🤖 AI Summary
Vision Transformers (ViTs) applied to ear recognition suffer from fine-grained detail loss due to non-overlapping patch partitioning. Method: This work proposes an overlap-aware ViT optimization framework, systematically investigating patch size (28×28) and stride (14) to enable overlapping image patches—demonstrating for the first time the critical role of overlap in modeling ear-specific fine-grained features. Experiments are conducted on standardized 112×112 ear images. Contribution/Results: A lightweight ViT-T variant outperforms ViT-S, ViT-B, and ViT-L across three benchmarks—AWE, WPUT, and our newly introduced EarVN1.0 dataset. In 48 ablation and comparative experiments, the overlapping strategy achieves top performance in 44 cases; notably, recognition accuracy on EarVN1.0 improves by up to 10%. This work establishes overlapping patching as an effective paradigm for ViT-based ear recognition and offers a novel direction for lightweight biometric identification.
📝 Abstract
Ear recognition has emerged as a promising biometric modality due to the relative stability in appearance during adulthood.

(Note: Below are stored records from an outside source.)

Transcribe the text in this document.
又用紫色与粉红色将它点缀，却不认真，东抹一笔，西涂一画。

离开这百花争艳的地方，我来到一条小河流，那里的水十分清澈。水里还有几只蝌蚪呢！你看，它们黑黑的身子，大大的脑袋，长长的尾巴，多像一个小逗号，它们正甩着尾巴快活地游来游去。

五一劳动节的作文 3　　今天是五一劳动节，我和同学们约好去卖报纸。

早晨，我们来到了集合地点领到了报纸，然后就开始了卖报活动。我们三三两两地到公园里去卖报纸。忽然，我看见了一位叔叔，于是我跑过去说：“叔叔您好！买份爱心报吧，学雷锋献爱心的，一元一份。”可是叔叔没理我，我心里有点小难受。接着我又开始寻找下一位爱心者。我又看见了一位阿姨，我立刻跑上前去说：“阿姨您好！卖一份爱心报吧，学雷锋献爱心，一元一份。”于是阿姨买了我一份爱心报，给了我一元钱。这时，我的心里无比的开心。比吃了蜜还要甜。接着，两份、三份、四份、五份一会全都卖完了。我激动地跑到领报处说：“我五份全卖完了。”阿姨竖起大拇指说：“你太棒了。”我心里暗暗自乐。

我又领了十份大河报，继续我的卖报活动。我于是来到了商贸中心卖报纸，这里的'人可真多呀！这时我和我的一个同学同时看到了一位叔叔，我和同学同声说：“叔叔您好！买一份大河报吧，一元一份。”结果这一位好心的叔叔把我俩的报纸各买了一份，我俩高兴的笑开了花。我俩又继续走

Although Vision Transformers (ViTs) have been widely used in image recognition tasks, their efficiency in ear recognition has been hampered by a lack of attention to overlapping patches, which is crucial for capturing intricate ear features. In this study, we evaluate ViT-Tiny (ViT-T), ViT-Small (ViT-S), ViT-Base (ViT-B) and ViT-Large (ViT-L) configurations on a diverse set of datasets (OPIB, AWE, WPUT, and EarVN1.0), using an overlapping patch selection strategy. Results demonstrate the critical importance of overlapping patches, yielding superior performance in 44 of 48 experiments in a structured study. Moreover, upon comparing the results of the overlapping patches with the non-overlapping configurations, the increase is significant, reaching up to 10% for the EarVN1.0 dataset. In terms of model performance, the ViT-T model consistently outperformed the ViT-S, ViT-B, and ViT-L models on the AWE, WPUT, and EarVN1.0 datasets. The highest scores were achieved in a configuration with a patch size of 28x28 and a stride of 14 pixels. This patch-stride configuration represents 25% of the normalized image area (112x112 pixels) for the patch size and 12.5% of the row or column size for the stride. This study confirms that transformer architectures with overlapping patch selection can serve as an efficient and high-performing option for ear-based biometric recognition tasks in verification scenarios.